Executing Estate Planning Documents Outside of Attorney's Office

Foster Swift Collins & Smith

Foster Swift Collins & Smith

I prefer to have the documents executed in my office for a variety of reasons, which include:   

  • I have the ability to make last minute client-requested additions or revisions to the documents. This can’t happen if the documents are executed outside of my office. 
  • I have the opportunity to review the documents with my clients before they sign them, as well as answer any questions they might have. I can’t do this if the documents are executed outside of my office. 
  • I don’t have to worry about:
    • My clients accidentally forgetting to sign one or more of the documents.
    • My clients failing to follow my instructions regarding the execution of the documents.
    • Receiving the signed documents from my clients with pages missing or having food and/or coffee stains on them – this has actually happened on more than one occasion!

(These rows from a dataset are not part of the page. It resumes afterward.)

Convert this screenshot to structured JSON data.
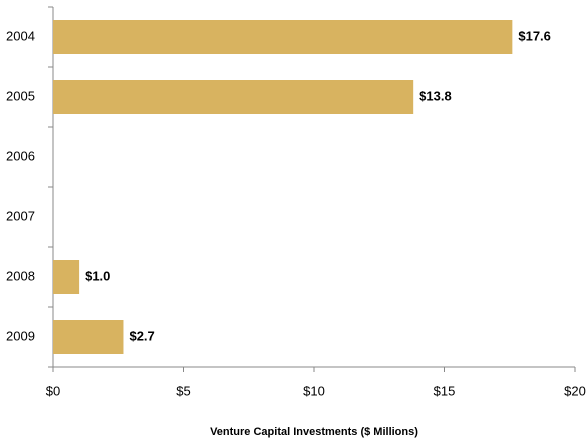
{
  "chart_data": {
    "type": "bar",
    "orientation": "horizontal",
    "x_label": "Venture Capital  Investments ($ Millions)",
    "categories": [
      "2004",
      "2005",
      "2006",
      "2007",
      "2008",
      "2009"
    ],
    "values": [
      17.6,
      13.8,
      null,
      null,
      1.0,
      2.7
    ],
    "value_labels": [
      "$17.6",
      "$13.8",
      null,
      null,
      "$1.0",
      "$2.7"
    ],
    "color": "#d8b360",
    "xlim": [
      0,
      20
    ],
    "xticks": [
      {
        "value": 0,
        "label": "$0"
      },
      {
        "value": 5,
        "label": "$5"
      },
      {
        "value": 10,
        "label": "$10"
      },
      {
        "value": 15,
        "label": "$15"
      },
      {
        "value": 20,
        "label": "$20"
      }
    ],
    "grid": false
  }
}
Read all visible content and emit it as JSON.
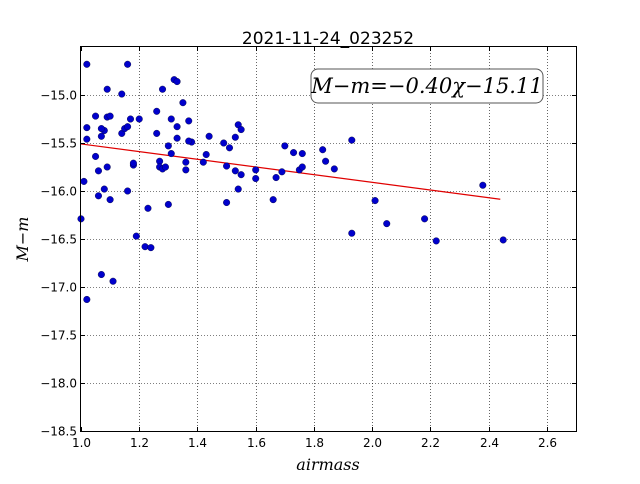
{
  "chart_data": {
    "type": "scatter",
    "title": "2021-11-24_023252",
    "xlabel": "airmass",
    "ylabel": "M−m",
    "xlim": [
      1.0,
      2.7
    ],
    "ylim": [
      -18.5,
      -14.5
    ],
    "y_inverted": true,
    "grid": true,
    "grid_style": "dotted",
    "x_ticks": [
      "1.0",
      "1.2",
      "1.4",
      "1.6",
      "1.8",
      "2.0",
      "2.2",
      "2.4",
      "2.6"
    ],
    "y_ticks": [
      "−15.0",
      "−15.5",
      "−16.0",
      "−16.5",
      "−17.0",
      "−17.5",
      "−18.0",
      "−18.5"
    ],
    "annotation": "M−m=−0.40χ−15.11",
    "annotation_position": "top-right",
    "colors": {
      "points": "#0000cc",
      "fit": "#e00000"
    },
    "fit": {
      "slope": -0.4,
      "intercept": -15.11,
      "x_range": [
        1.0,
        2.44
      ]
    },
    "series": [
      {
        "marker": "circle",
        "x": [
          1.02,
          1.02,
          1.02,
          1.01,
          1.0,
          1.02,
          1.05,
          1.05,
          1.06,
          1.06,
          1.07,
          1.07,
          1.08,
          1.08,
          1.09,
          1.09,
          1.09,
          1.1,
          1.1,
          1.07,
          1.11,
          1.14,
          1.14,
          1.15,
          1.16,
          1.16,
          1.16,
          1.17,
          1.18,
          1.19,
          1.2,
          1.22,
          1.24,
          1.23,
          1.26,
          1.26,
          1.27,
          1.27,
          1.28,
          1.28,
          1.29,
          1.3,
          1.3,
          1.31,
          1.31,
          1.32,
          1.33,
          1.33,
          1.33,
          1.35,
          1.36,
          1.36,
          1.37,
          1.38,
          1.42,
          1.43,
          1.44,
          1.49,
          1.5,
          1.5,
          1.51,
          1.53,
          1.53,
          1.54,
          1.54,
          1.55,
          1.55,
          1.6,
          1.6,
          1.66,
          1.67,
          1.69,
          1.7,
          1.73,
          1.75,
          1.76,
          1.76,
          1.83,
          1.84,
          1.87,
          1.93,
          1.93,
          2.01,
          2.05,
          2.18,
          2.22,
          2.38,
          2.45,
          1.18,
          1.37
        ],
        "y": [
          -14.68,
          -15.34,
          -15.46,
          -15.9,
          -16.29,
          -17.13,
          -15.22,
          -15.64,
          -15.79,
          -16.05,
          -15.43,
          -16.87,
          -15.98,
          -15.37,
          -14.94,
          -15.23,
          -15.75,
          -15.22,
          -16.09,
          -15.35,
          -16.94,
          -14.99,
          -15.4,
          -15.35,
          -14.68,
          -15.33,
          -16.0,
          -15.25,
          -15.73,
          -16.47,
          -15.25,
          -16.58,
          -16.59,
          -16.18,
          -15.17,
          -15.4,
          -15.69,
          -15.75,
          -14.94,
          -15.77,
          -15.75,
          -15.53,
          -16.14,
          -15.25,
          -15.61,
          -14.84,
          -14.86,
          -15.33,
          -15.45,
          -15.08,
          -15.7,
          -15.78,
          -15.27,
          -15.49,
          -15.7,
          -15.62,
          -15.43,
          -15.5,
          -15.74,
          -16.12,
          -15.55,
          -15.44,
          -15.79,
          -15.31,
          -15.98,
          -15.36,
          -15.83,
          -15.78,
          -15.87,
          -16.09,
          -15.86,
          -15.8,
          -15.53,
          -15.6,
          -15.78,
          -15.75,
          -15.61,
          -15.57,
          -15.69,
          -15.77,
          -15.47,
          -16.44,
          -16.1,
          -16.34,
          -16.29,
          -16.52,
          -15.94,
          -16.51,
          -15.71,
          -15.48
        ]
      }
    ]
  }
}
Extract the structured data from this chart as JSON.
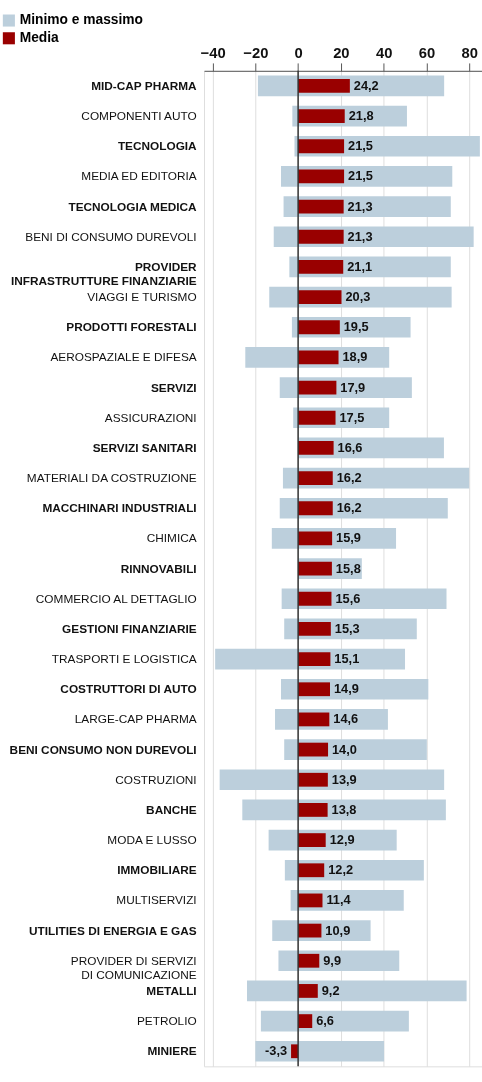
{
  "chart_data": {
    "type": "bar",
    "orientation": "horizontal",
    "categories": [
      "MID-CAP PHARMA",
      "COMPONENTI AUTO",
      "TECNOLOGIA",
      "MEDIA ED EDITORIA",
      "TECNOLOGIA MEDICA",
      "BENI DI CONSUMO DUREVOLI",
      "PROVIDER\nINFRASTRUTTURE FINANZIARIE",
      "VIAGGI E TURISMO",
      "PRODOTTI FORESTALI",
      "AEROSPAZIALE E DIFESA",
      "SERVIZI",
      "ASSICURAZIONI",
      "SERVIZI SANITARI",
      "MATERIALI DA COSTRUZIONE",
      "MACCHINARI INDUSTRIALI",
      "CHIMICA",
      "RINNOVABILI",
      "COMMERCIO AL DETTAGLIO",
      "GESTIONI FINANZIARIE",
      "TRASPORTI E LOGISTICA",
      "COSTRUTTORI DI AUTO",
      "LARGE-CAP PHARMA",
      "BENI CONSUMO NON DUREVOLI",
      "COSTRUZIONI",
      "BANCHE",
      "MODA E LUSSO",
      "IMMOBILIARE",
      "MULTISERVIZI",
      "UTILITIES DI ENERGIA E GAS",
      "PROVIDER DI SERVIZI\nDI COMUNICAZIONE",
      "METALLI",
      "PETROLIO",
      "MINIERE"
    ],
    "series": [
      {
        "name": "Minimo e massimo",
        "color": "#bccfdc",
        "base": [
          -18.8,
          -2.7,
          -1.7,
          -8.0,
          -6.8,
          -11.4,
          -4.1,
          -13.5,
          -2.9,
          -24.7,
          -8.6,
          -2.3,
          0,
          -7.1,
          -8.6,
          -12.3,
          0,
          -7.7,
          -6.5,
          -38.8,
          -8.0,
          -10.8,
          -6.5,
          -36.7,
          -26.1,
          -13.8,
          -6.2,
          -3.5,
          -12.1,
          -9.2,
          -23.9,
          -17.4,
          -20.0
        ],
        "values": [
          87.1,
          53.6,
          86.7,
          80.1,
          78.2,
          93.5,
          75.5,
          85.3,
          55.5,
          67.3,
          61.8,
          44.9,
          68.2,
          87.1,
          78.6,
          58.1,
          29.8,
          77.1,
          62.0,
          88.8,
          68.9,
          52.8,
          66.7,
          105.0,
          95.2,
          59.9,
          65.0,
          52.9,
          46.0,
          56.5,
          102.7,
          69.2,
          60.2
        ]
      },
      {
        "name": "Media",
        "color": "#990000",
        "values": [
          24.2,
          21.8,
          21.5,
          21.5,
          21.3,
          21.3,
          21.1,
          20.3,
          19.5,
          18.9,
          17.9,
          17.5,
          16.6,
          16.2,
          16.2,
          15.9,
          15.8,
          15.6,
          15.3,
          15.1,
          14.9,
          14.6,
          14.0,
          13.9,
          13.8,
          12.9,
          12.2,
          11.4,
          10.9,
          9.9,
          9.2,
          6.6,
          -3.3
        ],
        "value_labels": [
          "24,2",
          "21,8",
          "21,5",
          "21,5",
          "21,3",
          "21,3",
          "21,1",
          "20,3",
          "19,5",
          "18,9",
          "17,9",
          "17,5",
          "16,6",
          "16,2",
          "16,2",
          "15,9",
          "15,8",
          "15,6",
          "15,3",
          "15,1",
          "14,9",
          "14,6",
          "14,0",
          "13,9",
          "13,8",
          "12,9",
          "12,2",
          "11,4",
          "10,9",
          "9,9",
          "9,2",
          "6,6",
          "-3,3"
        ]
      }
    ],
    "xlim": [
      -44,
      86
    ],
    "xticks": [
      -40,
      -20,
      0,
      20,
      40,
      60,
      80
    ],
    "ref_lines": [
      {
        "axis": "x",
        "value": 0,
        "color": "#333333"
      }
    ],
    "grid": "x",
    "legend": "top left"
  }
}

If I can’t talk my clients out of executing the documents outside of my office, I make sure that they are aware of the execution requirements for each document. I advise them that best practice dictates that there be two independent non-related witnesses for those documents that require witnesses, as well as an independent non-related notary public for those documents that require execution in front of a notary. Since a notary can serve as one of the witnesses, two independent non-related individuals, with one of them being a notary, need to be available for the execution of the documents. This, in many instances, is easier said than done because banks and other financial institutions may very well provide a notary, but typically will not allow an employee to be a witness. 

Consequently, if you decide to have your estate planning documents executed outside of your lawyer’s office, you can save yourself a lot of trouble by making sure that you already have two independent non-related witnesses, one of whom is a notary public, lined up for the execution of those documents. If you just show up at a bank expecting those individuals to be made available to you, you could be in for a rude awakening. Oh and one more thing, please do not use your estate planning documents as a coaster for your coffee cup! Your attorney will be eternally grateful!  

DISCLAIMER: Because of the generality of this update, the information provided herein may not be applicable in all situations and should not be acted upon without specific legal advice based on particular situations.